Farmacie rurali d’Italia: ‘Silenziato il dissenso, cerchiamo altre strade’

Roma, 16 giugno – Il punto di vista conta, e molto: una cosa, a guardarla da destra, è ben diversa che a guardarla da sinistra. Non fanno eccezione le recenti elezioni di Federfarma,  i cui esiti sono stati presentati dai rinnovati vertici del sindacato come un grande successo, con il consueto, dovizioso corredo di aggettivi compiciuti, ma che per chi al voto non ha nemmeno voluto prendere parte sono al contrario la prova provata di un precario stato di salute della principale sigla di rappresentanza delle farmacie private.

Memori dell’insegnamento di Gaber, lasciamo perdere nel caso di specie dove sia la destra e dove invece la sinistra e – nell’attesa che venerdi prossimo, 19 giugno,  i presidenti di Federfarma e Sunifar, Marco Cossolo e Gianni Petrosillo, affiancati dal segretario nazionale Roberto Tobia, illustrino “il programma e le priorità in agenda per il triennio 2020-2023″, con un singolare sovvertimento delle prassi delle elezioni “democratiche”, che prevedono la presentazione del programma prima e non dopo il voto (evidentemente chiesto sulla fiducia) –  ci atteniamo al dovere di cronaca di riferire le differenti letture in campo.

Quella ufficiale di Federfarma è appunto che le consultazioni per il rinnovo degli organi del sindacato hanno prodotto “ottimi risultati sia in termini di partecipazione dei delegati sia di funzionamento delle piattaforme utilizzate per le votazioni in forma telematica”. Del tutto opposta, invece, quella che, nero su bianco, esprime una delle sigle (Farmacie rurali d’Italia) contrarie alla forte accelerazione impressa al voto, sia nella tempistica sia nelle modalità.

In un comunicato firmato dai quattro animatori del gruppo (Pasquale Sechi, Alfredo Orlandi, Luigi Sauro e Roberto Grubissa), Farmacie rurali d’Italia parla di elezioni che “non hanno disatteso le peggiori aspettative”, risolvendosi in “un autocelebrativo soddisfacimento per gli eletti con uno scarno e freddo riferimento a voti riportati dai presidenti e al numero delle schede bianche”.

Che pure sono state molte,  così come gli aventiniani, ovvero i delegati delle associazioni che hanno deciso di non partecipare al voto, concretando un’area di  dissenso di significative dimensioni: “Mai così ampio nella storia di Federfarma” si legge nella nota di Frdi “e considerato come ci fosse un unico candidato alla carica di presidente, una presidenza attenta all’unità sindacale avrebbe dovuto e dovrebbe porsi qualche domanda”.
Le operazioni di voto, inveceo, si sono svolte “come se tutto fosse regolare, come se non ci fossero fratture nella compagine”, e nelle comunicazioni successive non è mai stato fatto alcun cenno al numero delle schede bianche nè a quello dei delegati che non hanno partecipato per protesta alla videoassemblea elettorale.

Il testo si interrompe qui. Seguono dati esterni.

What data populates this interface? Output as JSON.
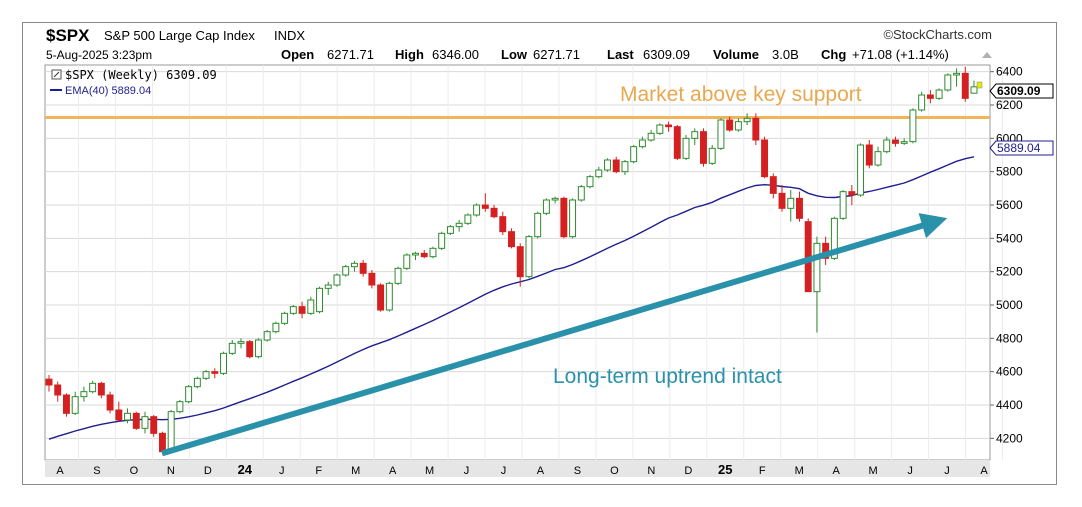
{
  "header": {
    "symbol": "$SPX",
    "name": "S&P 500 Large Cap Index",
    "exchange": "INDX",
    "copyright": "©StockCharts.com",
    "datetime": "5-Aug-2025 3:23pm",
    "open_label": "Open",
    "open": "6271.71",
    "high_label": "High",
    "high": "6346.00",
    "low_label": "Low",
    "low": "6271.71",
    "last_label": "Last",
    "last": "6309.09",
    "volume_label": "Volume",
    "volume": "3.0B",
    "chg_label": "Chg",
    "chg": "+71.08 (+1.14%)"
  },
  "legend": {
    "price_entry": "$SPX (Weekly) 6309.09",
    "ema_entry": "EMA(40) 5889.04"
  },
  "annotations": {
    "support_label": "Market above key support",
    "trend_label": "Long-term uptrend intact"
  },
  "price_tags": {
    "last": "6309.09",
    "ema": "5889.04"
  },
  "colors": {
    "up": "#2e8b2e",
    "down": "#d42020",
    "ema": "#1f1f8f",
    "support": "#f0b45a",
    "support_text": "#e8a850",
    "trend": "#2a91aa",
    "trend_text": "#2a91aa",
    "grid": "#d8d8d8",
    "axis_bg": "#e6e6e6"
  },
  "chart_data": {
    "type": "candlestick",
    "interval": "weekly",
    "ylim": [
      4070,
      6440
    ],
    "yticks": [
      4200,
      4400,
      4600,
      4800,
      5000,
      5200,
      5400,
      5600,
      5800,
      6000,
      6200,
      6400
    ],
    "x_ticks": [
      "A",
      "S",
      "O",
      "N",
      "D",
      "24",
      "J",
      "F",
      "M",
      "A",
      "M",
      "J",
      "J",
      "A",
      "S",
      "O",
      "N",
      "D",
      "25",
      "F",
      "M",
      "A",
      "M",
      "J",
      "J",
      "A"
    ],
    "support_level": 6125,
    "trend_line": {
      "from": [
        "2023-10-27",
        4110
      ],
      "to": [
        "2025-07-11",
        5490
      ]
    },
    "ohlc": [
      [
        4555,
        4580,
        4480,
        4520
      ],
      [
        4520,
        4540,
        4420,
        4460
      ],
      [
        4460,
        4470,
        4330,
        4350
      ],
      [
        4350,
        4480,
        4340,
        4450
      ],
      [
        4450,
        4510,
        4420,
        4480
      ],
      [
        4480,
        4545,
        4470,
        4530
      ],
      [
        4530,
        4540,
        4440,
        4460
      ],
      [
        4460,
        4480,
        4350,
        4370
      ],
      [
        4370,
        4420,
        4300,
        4310
      ],
      [
        4310,
        4380,
        4290,
        4350
      ],
      [
        4350,
        4360,
        4250,
        4260
      ],
      [
        4260,
        4360,
        4230,
        4330
      ],
      [
        4330,
        4340,
        4210,
        4230
      ],
      [
        4230,
        4240,
        4110,
        4120
      ],
      [
        4120,
        4370,
        4115,
        4360
      ],
      [
        4360,
        4430,
        4350,
        4420
      ],
      [
        4420,
        4520,
        4410,
        4510
      ],
      [
        4510,
        4570,
        4500,
        4560
      ],
      [
        4560,
        4610,
        4550,
        4600
      ],
      [
        4600,
        4620,
        4560,
        4590
      ],
      [
        4590,
        4720,
        4580,
        4710
      ],
      [
        4710,
        4790,
        4700,
        4770
      ],
      [
        4770,
        4800,
        4740,
        4780
      ],
      [
        4780,
        4790,
        4680,
        4690
      ],
      [
        4690,
        4800,
        4680,
        4790
      ],
      [
        4790,
        4850,
        4780,
        4840
      ],
      [
        4840,
        4900,
        4830,
        4890
      ],
      [
        4890,
        4960,
        4880,
        4950
      ],
      [
        4950,
        5000,
        4940,
        4990
      ],
      [
        4990,
        5020,
        4920,
        4950
      ],
      [
        4950,
        5050,
        4940,
        5030
      ],
      [
        4960,
        5110,
        4950,
        5100
      ],
      [
        5100,
        5140,
        5060,
        5120
      ],
      [
        5120,
        5190,
        5110,
        5180
      ],
      [
        5180,
        5240,
        5170,
        5230
      ],
      [
        5230,
        5265,
        5200,
        5250
      ],
      [
        5250,
        5270,
        5170,
        5190
      ],
      [
        5190,
        5210,
        5100,
        5120
      ],
      [
        5120,
        5130,
        4960,
        4970
      ],
      [
        4970,
        5140,
        4960,
        5130
      ],
      [
        5130,
        5230,
        5120,
        5220
      ],
      [
        5220,
        5310,
        5210,
        5300
      ],
      [
        5300,
        5320,
        5270,
        5310
      ],
      [
        5310,
        5330,
        5280,
        5290
      ],
      [
        5290,
        5350,
        5280,
        5340
      ],
      [
        5340,
        5440,
        5330,
        5430
      ],
      [
        5430,
        5480,
        5420,
        5470
      ],
      [
        5470,
        5510,
        5440,
        5490
      ],
      [
        5490,
        5550,
        5480,
        5540
      ],
      [
        5540,
        5610,
        5530,
        5600
      ],
      [
        5600,
        5670,
        5560,
        5580
      ],
      [
        5580,
        5600,
        5520,
        5530
      ],
      [
        5530,
        5560,
        5420,
        5440
      ],
      [
        5440,
        5460,
        5340,
        5350
      ],
      [
        5350,
        5370,
        5110,
        5170
      ],
      [
        5170,
        5420,
        5160,
        5410
      ],
      [
        5410,
        5560,
        5400,
        5550
      ],
      [
        5550,
        5640,
        5540,
        5630
      ],
      [
        5630,
        5650,
        5610,
        5640
      ],
      [
        5640,
        5650,
        5400,
        5410
      ],
      [
        5410,
        5640,
        5400,
        5630
      ],
      [
        5630,
        5720,
        5620,
        5710
      ],
      [
        5710,
        5780,
        5700,
        5770
      ],
      [
        5770,
        5830,
        5760,
        5810
      ],
      [
        5810,
        5880,
        5800,
        5870
      ],
      [
        5870,
        5890,
        5790,
        5800
      ],
      [
        5800,
        5870,
        5780,
        5860
      ],
      [
        5860,
        5960,
        5850,
        5950
      ],
      [
        5950,
        6010,
        5940,
        5990
      ],
      [
        5990,
        6050,
        5980,
        6030
      ],
      [
        6030,
        6090,
        6020,
        6080
      ],
      [
        6080,
        6100,
        6040,
        6070
      ],
      [
        6070,
        6080,
        5870,
        5880
      ],
      [
        5880,
        6020,
        5870,
        6000
      ],
      [
        6000,
        6060,
        5960,
        6040
      ],
      [
        6040,
        6060,
        5830,
        5850
      ],
      [
        5850,
        5960,
        5840,
        5940
      ],
      [
        5940,
        6120,
        5930,
        6110
      ],
      [
        6110,
        6130,
        6040,
        6050
      ],
      [
        6050,
        6120,
        6040,
        6100
      ],
      [
        6100,
        6150,
        6080,
        6120
      ],
      [
        6120,
        6150,
        5960,
        5990
      ],
      [
        5990,
        6010,
        5760,
        5770
      ],
      [
        5770,
        5790,
        5640,
        5670
      ],
      [
        5670,
        5720,
        5560,
        5580
      ],
      [
        5580,
        5690,
        5500,
        5640
      ],
      [
        5640,
        5680,
        5500,
        5520
      ],
      [
        5500,
        5520,
        5090,
        5080
      ],
      [
        5080,
        5410,
        4835,
        5370
      ],
      [
        5370,
        5410,
        5240,
        5280
      ],
      [
        5280,
        5530,
        5270,
        5520
      ],
      [
        5520,
        5690,
        5510,
        5680
      ],
      [
        5680,
        5720,
        5600,
        5660
      ],
      [
        5660,
        5970,
        5650,
        5960
      ],
      [
        5960,
        5990,
        5820,
        5840
      ],
      [
        5840,
        5950,
        5830,
        5920
      ],
      [
        5920,
        6010,
        5910,
        5990
      ],
      [
        5990,
        6010,
        5950,
        5970
      ],
      [
        5970,
        6000,
        5960,
        5980
      ],
      [
        5980,
        6180,
        5970,
        6170
      ],
      [
        6170,
        6280,
        6160,
        6260
      ],
      [
        6260,
        6290,
        6210,
        6240
      ],
      [
        6240,
        6300,
        6230,
        6290
      ],
      [
        6290,
        6390,
        6280,
        6380
      ],
      [
        6380,
        6420,
        6310,
        6390
      ],
      [
        6390,
        6430,
        6220,
        6240
      ],
      [
        6271,
        6346,
        6271,
        6309
      ]
    ],
    "ema40": [
      4195,
      4212,
      4228,
      4244,
      4258,
      4272,
      4284,
      4294,
      4302,
      4308,
      4312,
      4314,
      4314,
      4312,
      4314,
      4320,
      4329,
      4340,
      4353,
      4366,
      4382,
      4401,
      4420,
      4438,
      4457,
      4477,
      4498,
      4520,
      4542,
      4563,
      4586,
      4609,
      4633,
      4658,
      4683,
      4709,
      4733,
      4755,
      4773,
      4792,
      4814,
      4837,
      4860,
      4883,
      4907,
      4932,
      4958,
      4984,
      5010,
      5038,
      5064,
      5088,
      5109,
      5126,
      5139,
      5153,
      5172,
      5192,
      5213,
      5224,
      5243,
      5266,
      5290,
      5315,
      5340,
      5364,
      5387,
      5413,
      5440,
      5467,
      5495,
      5522,
      5540,
      5562,
      5585,
      5599,
      5616,
      5641,
      5661,
      5682,
      5702,
      5717,
      5722,
      5718,
      5711,
      5706,
      5698,
      5670,
      5655,
      5646,
      5645,
      5651,
      5656,
      5672,
      5681,
      5693,
      5706,
      5719,
      5732,
      5752,
      5774,
      5797,
      5818,
      5840,
      5862,
      5878,
      5889
    ]
  }
}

“I delegati che avevano precedentemente comunicato la non partecipazione al consesso elettorale… raggiungevano un numero altrettanto consistente al pari delle schede bianche ma questo non ha preoccupato nessuno” scrivono Sechi, Sauro, Orlandi e Grubissa, aggiungendo che “una presidenza più attenta avrebbe dovuto comprendere che il non voto significa evidenziare la più totale sfiducia nell’istituto di rappresentanza e negli uomini che la compongono, e tutto questo è stato particolarmente evidente in ambito Sunifar”.
Quello che emerge, secondo la sigla d’opposizione, è una sorta di sfarinamento del sindacato che ormai non consente più di “prescindere da una svolta epocale degli assetti attuali”. Che dovrebbe significare esattamente quel che sembra: l’uscita da Federfarma di alcune sue componenti. A confermare che questa sia l’intenzione è del resto la conclusione del sindacato, che assomiglia molto a un commiato tra compagni di ventura che (forse) si erano tanto amati ma ormai non si amano più.  “Augurando ai fedelissimi di questa compagine le migliori sorti, non possiamo esimerci dal percorrere da oggi in poi una strada diversa, per coerenza intellettuale. Parliamo sia di rappresentanza che di contrattazioni per la salvaguardia politico sindacale di una farmacia, rurale piuttosto che urbana, che evidentemente vediamo in maniera molto differente” chiude infatti la nota. “La consapevolezza delle precarie disuguaglianze ormai vigenti sul territorio nazionale impone soluzioni alternative per le persone e non meno per le imprese”.